The medieval parish church of Killossery, in north County Dublin, lost its baptismal font to Swords Roman Catholic Church at some point before living memory, leaving the shell of the building without even that basic furnishing. What remains on a low rise south of Rollestown Village, above the Broadmeadow river, is a plain rectangular ruin within a walled graveyard, quiet enough that it barely registers on most itineraries of the area.
The church itself is modest in scale, measuring thirteen metres in length and just under six metres wide, aligned east to west in the conventional manner of Christian worship. By the time of the Civil Survey of 1654 to 1656, it was already recorded as ruinous, which places its abandonment somewhere in the upheavals of the preceding century. A doorway in the western end of the north side wall once featured a round arch, noted as such by Walsh in 1888, though the arch itself is no longer intact. A single window in the east gable, widely splayed to draw in as much light as possible, once illuminated the interior. The east and west gables still stand to window height, while the north wall survives to between half a metre and one and a half metres. The south wall has almost entirely disappeared, leaving only faint traces in the ground.
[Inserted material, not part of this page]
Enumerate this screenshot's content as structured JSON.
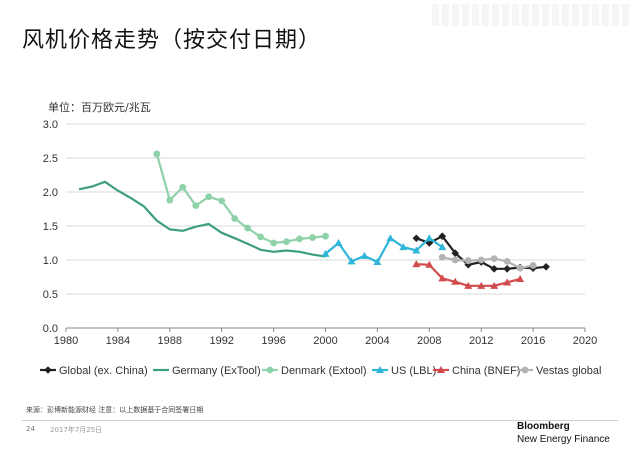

The site sits on an elevation that gives it a certain quiet authority over the surrounding landscape, with the Broadmeadow river below. The walled graveyard that encloses the ruin remains the most intact element of the complex, and it is worth taking time to read the stones if they are legible. There is no elaborate visitor infrastructure here, which is rather the point. The surrounding area around Rollestown is agricultural and unhurried, and the church is the kind of place that rewards a slow approach on foot rather than a quick stop from a car. Those with an interest in the archaeology of the Fingal region will find it fits into a broader pattern of medieval parish churches that were already crumbling within a generation or two of the Reformation, their congregations dispersed and their fabric left to the weather.